Da fährt man mal eine Woche in den Urlaub und schon bietet der FC Rot-Weiß Erfurt bei der Heimkehr ein völlig neues Bild. Kein besseres, eindeutig. Auf der Hinfahrt war die Welt noch in Ordnung. Kroatische Autobahnen sind nicht nur bemerkenswert solide asphaltiert, sie bieten sogar durchgehend eine brauchbare Anbindung an die digitale Welt. Kurz vor der Mittelmeerküste kündete der RWE-Ticker von einem verdienten Auswärtserfolg in Chemnitz. Damit waren die letzten Zweifel beseitigt – der RWE würde auch im nächsten Jahr in der 3. Liga spielen. Der Sturz ins Bodenlose war abgewendet. Dass dann ausgerechnet der Mann dem dieses klitzekleine Erfurter Fußballwunder gelang, nur Tage später seinen Abgang zum Saisonende verkündet, zählt mal wieder zu den Tiefschlägen, die die Anhänger dieses Vereins seit Jahren wegstecken müssen. Und obwohl wir inzwischen daran gewöhnt sein sollten, schmerzt es jedes Mal mehr.
Über die Trennung von Alois Schwartz ist in den letzten Tage reichlich spekuliert worden. Kein Wunder, da man den offiziell verabreichten, rhetorischen Tranquilizern misstraut. Wohl zurecht. Da aber Alois Schwartz kein Klaus-Dieter «Pele» Wollitz ist, wird man die «Wahrheit» wohl nie erfahren. Sicher jedoch ist: Wie werden den vierten Cheftrainer innerhalb eines Jahres auf der Bank des RWE erleben. Sportliche Kontinuität sieht anders aus. Als ebenso zweifelsfrei darf gelten, dass Sportvorstand Alfred Hörtnagl nun endlich zeigen kann, was er bei der Trainer- und Spielersuche so drauf hat, damit rund um den Steigerwald nachhaltiger Erfolg einziehen möge (nur um mal eines seiner Lieblingsadjektive zu gebrauchen). Vielleicht findet sich ja ein Trainer, der es richtig toll findet, wenn der Manager die Halbzeitansprache an die Mannschaft halten möchte. Mal sehen.

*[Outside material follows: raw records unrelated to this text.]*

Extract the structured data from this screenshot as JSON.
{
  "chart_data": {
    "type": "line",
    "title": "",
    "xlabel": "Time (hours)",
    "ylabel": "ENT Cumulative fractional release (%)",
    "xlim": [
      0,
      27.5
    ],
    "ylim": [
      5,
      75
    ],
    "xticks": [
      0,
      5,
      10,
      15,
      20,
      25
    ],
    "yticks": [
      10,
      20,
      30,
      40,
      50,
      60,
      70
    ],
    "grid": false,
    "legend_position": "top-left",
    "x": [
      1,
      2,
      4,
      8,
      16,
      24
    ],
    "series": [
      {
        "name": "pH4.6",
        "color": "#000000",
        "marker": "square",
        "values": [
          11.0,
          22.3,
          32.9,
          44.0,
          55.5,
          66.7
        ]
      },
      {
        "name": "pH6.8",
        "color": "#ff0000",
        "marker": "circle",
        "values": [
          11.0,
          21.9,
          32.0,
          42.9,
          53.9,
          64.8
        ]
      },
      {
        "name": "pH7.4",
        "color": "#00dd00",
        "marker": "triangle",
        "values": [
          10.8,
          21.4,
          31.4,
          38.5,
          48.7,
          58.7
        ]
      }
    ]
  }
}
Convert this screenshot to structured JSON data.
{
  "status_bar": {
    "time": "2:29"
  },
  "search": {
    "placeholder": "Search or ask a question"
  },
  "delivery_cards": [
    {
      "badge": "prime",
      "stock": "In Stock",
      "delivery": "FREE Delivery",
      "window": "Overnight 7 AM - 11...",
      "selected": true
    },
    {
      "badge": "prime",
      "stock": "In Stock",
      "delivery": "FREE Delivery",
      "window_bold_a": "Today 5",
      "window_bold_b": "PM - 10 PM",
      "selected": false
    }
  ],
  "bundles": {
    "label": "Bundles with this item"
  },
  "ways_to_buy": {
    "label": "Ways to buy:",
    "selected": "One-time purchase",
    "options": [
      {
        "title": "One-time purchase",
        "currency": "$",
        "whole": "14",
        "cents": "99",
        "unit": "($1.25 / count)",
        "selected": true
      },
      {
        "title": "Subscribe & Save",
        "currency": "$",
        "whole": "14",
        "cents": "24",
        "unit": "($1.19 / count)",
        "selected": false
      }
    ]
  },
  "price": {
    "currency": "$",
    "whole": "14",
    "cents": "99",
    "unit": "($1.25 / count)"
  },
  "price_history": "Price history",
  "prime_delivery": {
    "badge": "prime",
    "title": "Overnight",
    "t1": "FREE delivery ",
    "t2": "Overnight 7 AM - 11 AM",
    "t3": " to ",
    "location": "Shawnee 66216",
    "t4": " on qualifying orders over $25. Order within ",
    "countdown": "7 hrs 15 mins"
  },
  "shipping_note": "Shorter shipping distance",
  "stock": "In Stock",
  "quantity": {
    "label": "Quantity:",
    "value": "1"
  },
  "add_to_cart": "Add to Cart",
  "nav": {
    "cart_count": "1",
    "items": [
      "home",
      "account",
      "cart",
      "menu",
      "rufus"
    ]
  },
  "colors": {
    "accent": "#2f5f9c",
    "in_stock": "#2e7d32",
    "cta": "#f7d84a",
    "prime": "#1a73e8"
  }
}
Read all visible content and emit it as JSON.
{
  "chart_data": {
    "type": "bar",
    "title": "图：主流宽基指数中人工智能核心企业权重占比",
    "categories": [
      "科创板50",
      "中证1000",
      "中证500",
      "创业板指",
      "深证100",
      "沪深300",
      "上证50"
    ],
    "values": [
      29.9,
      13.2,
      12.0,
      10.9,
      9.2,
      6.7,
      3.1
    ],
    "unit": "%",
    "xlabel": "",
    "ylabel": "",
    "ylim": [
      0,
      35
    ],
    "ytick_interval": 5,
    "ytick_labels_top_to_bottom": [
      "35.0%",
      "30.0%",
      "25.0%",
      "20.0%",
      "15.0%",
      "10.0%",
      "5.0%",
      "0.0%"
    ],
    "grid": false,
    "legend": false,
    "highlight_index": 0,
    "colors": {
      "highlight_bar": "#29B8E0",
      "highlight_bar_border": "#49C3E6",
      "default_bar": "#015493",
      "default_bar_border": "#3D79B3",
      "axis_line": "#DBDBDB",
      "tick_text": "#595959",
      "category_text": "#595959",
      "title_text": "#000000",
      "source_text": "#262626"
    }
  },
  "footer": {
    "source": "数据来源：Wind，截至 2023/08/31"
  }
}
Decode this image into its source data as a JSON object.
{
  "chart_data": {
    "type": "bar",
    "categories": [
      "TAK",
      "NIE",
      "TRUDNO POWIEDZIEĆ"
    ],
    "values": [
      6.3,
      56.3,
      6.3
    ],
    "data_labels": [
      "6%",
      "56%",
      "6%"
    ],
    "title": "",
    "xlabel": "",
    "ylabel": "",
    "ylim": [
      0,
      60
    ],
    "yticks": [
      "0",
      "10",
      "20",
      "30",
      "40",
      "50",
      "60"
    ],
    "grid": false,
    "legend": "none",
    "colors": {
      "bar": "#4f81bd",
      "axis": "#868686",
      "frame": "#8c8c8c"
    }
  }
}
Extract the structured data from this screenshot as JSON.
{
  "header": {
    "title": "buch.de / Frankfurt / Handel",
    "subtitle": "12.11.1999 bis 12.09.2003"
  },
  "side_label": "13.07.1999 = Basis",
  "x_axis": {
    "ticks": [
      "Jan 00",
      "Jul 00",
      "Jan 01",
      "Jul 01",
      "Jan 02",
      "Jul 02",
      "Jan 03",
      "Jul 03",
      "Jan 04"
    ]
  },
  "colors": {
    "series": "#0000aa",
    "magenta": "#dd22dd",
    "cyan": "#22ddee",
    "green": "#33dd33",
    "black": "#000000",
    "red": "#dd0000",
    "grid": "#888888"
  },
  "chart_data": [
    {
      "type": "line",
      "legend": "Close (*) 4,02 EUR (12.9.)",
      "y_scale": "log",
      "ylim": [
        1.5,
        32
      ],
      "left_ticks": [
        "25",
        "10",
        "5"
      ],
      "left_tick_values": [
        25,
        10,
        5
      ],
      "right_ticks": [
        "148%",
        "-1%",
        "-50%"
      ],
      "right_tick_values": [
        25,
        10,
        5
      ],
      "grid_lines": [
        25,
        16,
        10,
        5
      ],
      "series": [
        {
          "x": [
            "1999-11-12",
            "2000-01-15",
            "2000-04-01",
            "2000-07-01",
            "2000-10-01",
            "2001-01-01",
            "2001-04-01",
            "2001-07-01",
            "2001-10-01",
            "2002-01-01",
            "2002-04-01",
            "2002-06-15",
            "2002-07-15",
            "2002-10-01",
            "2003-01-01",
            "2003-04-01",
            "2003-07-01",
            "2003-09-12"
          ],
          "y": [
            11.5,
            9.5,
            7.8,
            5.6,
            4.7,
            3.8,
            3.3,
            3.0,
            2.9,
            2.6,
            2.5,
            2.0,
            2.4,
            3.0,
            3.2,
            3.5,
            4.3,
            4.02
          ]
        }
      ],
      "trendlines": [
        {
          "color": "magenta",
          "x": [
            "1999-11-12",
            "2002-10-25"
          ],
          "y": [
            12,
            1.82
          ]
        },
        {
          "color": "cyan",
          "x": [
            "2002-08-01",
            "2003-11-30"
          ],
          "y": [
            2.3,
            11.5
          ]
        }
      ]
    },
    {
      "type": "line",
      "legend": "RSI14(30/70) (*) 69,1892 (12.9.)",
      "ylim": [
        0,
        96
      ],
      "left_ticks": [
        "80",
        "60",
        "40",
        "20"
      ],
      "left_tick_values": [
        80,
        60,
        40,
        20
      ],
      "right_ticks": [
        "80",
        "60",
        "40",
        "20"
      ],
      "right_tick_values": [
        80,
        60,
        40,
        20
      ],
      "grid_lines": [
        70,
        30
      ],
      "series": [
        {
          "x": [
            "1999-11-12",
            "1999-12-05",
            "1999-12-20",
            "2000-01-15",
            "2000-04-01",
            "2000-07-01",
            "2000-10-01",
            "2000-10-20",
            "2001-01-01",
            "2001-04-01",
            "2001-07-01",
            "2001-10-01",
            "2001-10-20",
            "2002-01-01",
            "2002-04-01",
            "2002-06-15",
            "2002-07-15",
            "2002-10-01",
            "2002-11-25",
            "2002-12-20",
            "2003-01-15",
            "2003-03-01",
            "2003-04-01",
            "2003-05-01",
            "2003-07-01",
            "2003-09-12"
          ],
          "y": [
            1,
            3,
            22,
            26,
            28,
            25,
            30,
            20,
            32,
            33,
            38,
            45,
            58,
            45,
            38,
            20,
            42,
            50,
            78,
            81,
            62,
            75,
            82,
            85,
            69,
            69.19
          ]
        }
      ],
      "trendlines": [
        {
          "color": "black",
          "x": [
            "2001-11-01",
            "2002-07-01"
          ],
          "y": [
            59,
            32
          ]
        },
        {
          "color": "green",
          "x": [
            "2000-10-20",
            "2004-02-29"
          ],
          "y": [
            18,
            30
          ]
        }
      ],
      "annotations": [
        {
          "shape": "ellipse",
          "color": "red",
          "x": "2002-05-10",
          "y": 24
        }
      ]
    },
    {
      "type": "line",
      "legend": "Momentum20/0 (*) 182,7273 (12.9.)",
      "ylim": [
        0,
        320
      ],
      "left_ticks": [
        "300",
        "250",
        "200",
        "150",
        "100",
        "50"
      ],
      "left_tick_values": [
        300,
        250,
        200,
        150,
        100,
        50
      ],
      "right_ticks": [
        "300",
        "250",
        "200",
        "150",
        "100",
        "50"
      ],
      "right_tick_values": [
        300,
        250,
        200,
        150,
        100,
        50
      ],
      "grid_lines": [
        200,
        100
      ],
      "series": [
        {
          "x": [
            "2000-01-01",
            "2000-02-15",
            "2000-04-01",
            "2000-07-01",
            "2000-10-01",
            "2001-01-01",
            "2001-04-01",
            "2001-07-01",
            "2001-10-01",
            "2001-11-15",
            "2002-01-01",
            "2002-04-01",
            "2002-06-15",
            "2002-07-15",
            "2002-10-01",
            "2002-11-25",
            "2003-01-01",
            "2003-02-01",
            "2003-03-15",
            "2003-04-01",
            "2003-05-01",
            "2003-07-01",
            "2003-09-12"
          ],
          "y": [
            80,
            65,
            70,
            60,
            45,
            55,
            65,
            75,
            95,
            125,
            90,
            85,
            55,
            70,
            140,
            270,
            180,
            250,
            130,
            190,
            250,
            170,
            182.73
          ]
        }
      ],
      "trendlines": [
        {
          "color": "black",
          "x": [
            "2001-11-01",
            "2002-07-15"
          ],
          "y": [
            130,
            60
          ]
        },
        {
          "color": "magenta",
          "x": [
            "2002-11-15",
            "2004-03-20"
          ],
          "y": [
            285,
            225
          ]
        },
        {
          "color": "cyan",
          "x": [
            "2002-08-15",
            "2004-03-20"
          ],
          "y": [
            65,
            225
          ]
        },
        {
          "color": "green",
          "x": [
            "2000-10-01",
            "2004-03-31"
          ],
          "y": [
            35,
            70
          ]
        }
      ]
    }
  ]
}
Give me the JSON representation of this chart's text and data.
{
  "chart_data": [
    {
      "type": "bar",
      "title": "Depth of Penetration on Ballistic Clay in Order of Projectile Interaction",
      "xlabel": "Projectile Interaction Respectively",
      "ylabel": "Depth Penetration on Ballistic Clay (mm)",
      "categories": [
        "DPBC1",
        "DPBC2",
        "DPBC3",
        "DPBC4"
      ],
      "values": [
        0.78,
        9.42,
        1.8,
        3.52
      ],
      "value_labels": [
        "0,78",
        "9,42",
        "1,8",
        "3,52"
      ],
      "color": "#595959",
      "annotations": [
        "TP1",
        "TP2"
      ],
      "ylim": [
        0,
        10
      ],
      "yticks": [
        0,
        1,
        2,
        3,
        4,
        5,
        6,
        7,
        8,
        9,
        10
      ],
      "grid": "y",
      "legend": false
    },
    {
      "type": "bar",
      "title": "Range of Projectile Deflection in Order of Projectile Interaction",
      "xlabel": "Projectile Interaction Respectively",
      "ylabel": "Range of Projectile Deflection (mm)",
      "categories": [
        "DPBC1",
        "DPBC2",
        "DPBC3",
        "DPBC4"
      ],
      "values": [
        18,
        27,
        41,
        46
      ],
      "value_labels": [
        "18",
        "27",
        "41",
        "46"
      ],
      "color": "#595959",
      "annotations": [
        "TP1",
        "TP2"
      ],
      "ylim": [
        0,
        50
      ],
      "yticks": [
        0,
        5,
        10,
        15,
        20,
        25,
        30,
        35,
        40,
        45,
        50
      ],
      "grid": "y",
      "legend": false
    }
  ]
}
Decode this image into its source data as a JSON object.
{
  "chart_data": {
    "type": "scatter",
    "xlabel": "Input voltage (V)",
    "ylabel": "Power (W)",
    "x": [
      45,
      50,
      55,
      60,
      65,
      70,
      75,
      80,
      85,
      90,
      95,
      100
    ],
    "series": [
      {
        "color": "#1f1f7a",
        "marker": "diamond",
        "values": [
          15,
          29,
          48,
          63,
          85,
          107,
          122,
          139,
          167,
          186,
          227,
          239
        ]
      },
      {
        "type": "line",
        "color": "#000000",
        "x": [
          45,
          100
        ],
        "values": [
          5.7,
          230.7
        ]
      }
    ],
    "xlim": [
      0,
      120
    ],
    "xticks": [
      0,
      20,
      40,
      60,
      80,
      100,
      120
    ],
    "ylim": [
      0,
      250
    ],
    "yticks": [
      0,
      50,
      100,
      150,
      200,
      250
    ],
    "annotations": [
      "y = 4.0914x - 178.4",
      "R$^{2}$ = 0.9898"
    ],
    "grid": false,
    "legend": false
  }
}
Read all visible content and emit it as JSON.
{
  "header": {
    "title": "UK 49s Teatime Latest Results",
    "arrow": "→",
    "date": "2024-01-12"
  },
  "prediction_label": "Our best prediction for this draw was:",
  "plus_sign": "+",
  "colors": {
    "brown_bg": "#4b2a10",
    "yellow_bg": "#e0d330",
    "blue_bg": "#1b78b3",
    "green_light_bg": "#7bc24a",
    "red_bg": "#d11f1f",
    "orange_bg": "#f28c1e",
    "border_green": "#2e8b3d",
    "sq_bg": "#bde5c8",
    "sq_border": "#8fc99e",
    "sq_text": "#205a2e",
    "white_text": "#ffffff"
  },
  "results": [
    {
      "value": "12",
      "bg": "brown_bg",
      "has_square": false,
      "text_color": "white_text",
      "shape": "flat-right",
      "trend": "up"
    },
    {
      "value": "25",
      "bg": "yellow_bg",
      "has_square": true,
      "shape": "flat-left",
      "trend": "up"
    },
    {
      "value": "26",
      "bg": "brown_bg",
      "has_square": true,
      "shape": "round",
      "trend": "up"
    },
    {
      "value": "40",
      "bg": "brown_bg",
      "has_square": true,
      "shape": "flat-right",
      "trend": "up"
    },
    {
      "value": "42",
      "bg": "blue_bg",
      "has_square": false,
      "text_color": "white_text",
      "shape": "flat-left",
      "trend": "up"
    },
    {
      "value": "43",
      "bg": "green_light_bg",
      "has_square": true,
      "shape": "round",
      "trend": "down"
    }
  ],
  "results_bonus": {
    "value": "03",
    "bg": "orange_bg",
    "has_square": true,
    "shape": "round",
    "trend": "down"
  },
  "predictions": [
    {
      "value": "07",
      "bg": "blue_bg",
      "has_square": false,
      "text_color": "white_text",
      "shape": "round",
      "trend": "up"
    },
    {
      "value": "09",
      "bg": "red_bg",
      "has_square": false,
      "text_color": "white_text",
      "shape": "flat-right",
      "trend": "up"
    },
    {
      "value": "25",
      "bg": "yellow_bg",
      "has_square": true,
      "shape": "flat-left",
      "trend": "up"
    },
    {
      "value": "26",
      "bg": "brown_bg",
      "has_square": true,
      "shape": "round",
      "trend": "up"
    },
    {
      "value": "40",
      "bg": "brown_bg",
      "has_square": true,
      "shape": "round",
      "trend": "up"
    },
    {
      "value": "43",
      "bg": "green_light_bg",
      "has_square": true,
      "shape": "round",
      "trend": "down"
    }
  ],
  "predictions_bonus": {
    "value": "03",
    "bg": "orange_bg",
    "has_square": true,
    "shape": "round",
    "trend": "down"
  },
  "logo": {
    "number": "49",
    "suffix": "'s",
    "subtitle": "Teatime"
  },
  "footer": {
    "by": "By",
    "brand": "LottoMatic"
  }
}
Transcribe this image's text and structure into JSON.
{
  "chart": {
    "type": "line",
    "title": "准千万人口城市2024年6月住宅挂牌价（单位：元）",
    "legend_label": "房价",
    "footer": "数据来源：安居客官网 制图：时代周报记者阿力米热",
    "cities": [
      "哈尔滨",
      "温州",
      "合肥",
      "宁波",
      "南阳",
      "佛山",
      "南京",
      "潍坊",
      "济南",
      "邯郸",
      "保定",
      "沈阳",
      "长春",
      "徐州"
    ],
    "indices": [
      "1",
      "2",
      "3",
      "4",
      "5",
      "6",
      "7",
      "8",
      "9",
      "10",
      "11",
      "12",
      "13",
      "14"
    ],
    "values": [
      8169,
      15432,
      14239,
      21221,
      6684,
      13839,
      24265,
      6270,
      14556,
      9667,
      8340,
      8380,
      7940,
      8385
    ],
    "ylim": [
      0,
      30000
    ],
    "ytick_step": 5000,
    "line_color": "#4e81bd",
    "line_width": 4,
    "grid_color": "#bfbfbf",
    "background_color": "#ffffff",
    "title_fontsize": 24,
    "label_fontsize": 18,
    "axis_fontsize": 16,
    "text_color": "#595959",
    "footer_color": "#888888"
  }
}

Die beiden Niederlagen gegen Dortmund und Darmstadt sind aus sportlicher Sicht völlig nebensächlich. Es mag absurd klingen, aber ich denke tatsächlich, dass sie einmal mehr die sehr gute Arbeit von Alois Schwartz über die gesamte Rückrunde hinweg belegen. Die Mannschaft ist eben nicht in der Lage irgendwas leichthin spielerisch zu lösen. Jeden einzelnen Punkt musste sich das Team hart erarbeiten. Dafür hatte Schwartz eine kompakte Defensivtaktik verordnet, die auf aggressivem Pressing, der Verdichtung des zentralen Mittelfelds und einer sehr nach hinten denkenden, gegentorvermeidenden Spielidee beruhte. Man kann im Abstiegskampf auch anders erfolgreich agieren, wie die Beispiele von Mönchengladbach (Rückrunde 2010/11 unter Lucien Favre) und Freiburg (Rückrunde 2011/12 unter Christian Streich) belegen. Allerdings benötigt man dafür die entsprechenden Spieler und die standen Alois Schwartz nicht zu Verfügung, weswegen er auf den Versuch ein Spiel dominieren zu wollen (so gut wie immer) verzichtete. Die Mannschaft kam physisch erstklassig vorbereitet aus der Winterpause. Solange die Faktoren taktische Disziplin, Laufbereitschaft und Konzentration zusammenkamen, war es für jede Mannschaft der Liga schwierig gegen den RWE der Rückrunde 2012/2013 Tore zu erzielen. Als im Gefühl des sicheren Klassenerhalts Schludrigkeit einzog, sah man, wo und wie man auch hätte enden können. Mithin war die von Schwartz gewählte taktische Ausrichtung richtig. Noch viel gravierender jedoch war die offenkundige Fähigkeit des Trainers, sein Team Woche für Woche, Spiel um Spiel darauf einzuschwören. Dass die Mannschaft ihm dabei folgte, stellt auch ihr ein lobenswertes Zeugnis aus.
Es war eine gute Entscheidung des Präsidiums sich für Alois Schwartz als Trainer zu entscheiden. Unter hohem Druck, man erinnere sich. Aber es verdankt sich vor allem seiner sportlichen Kompetenz, dass der Abstieg ins sportlich wie finanziell Randständige abgewendet werden konnte.
Well done, Alois Schwartz! Haben Sie sich wohl, wohin immer Ihr Weg Sie führen mag.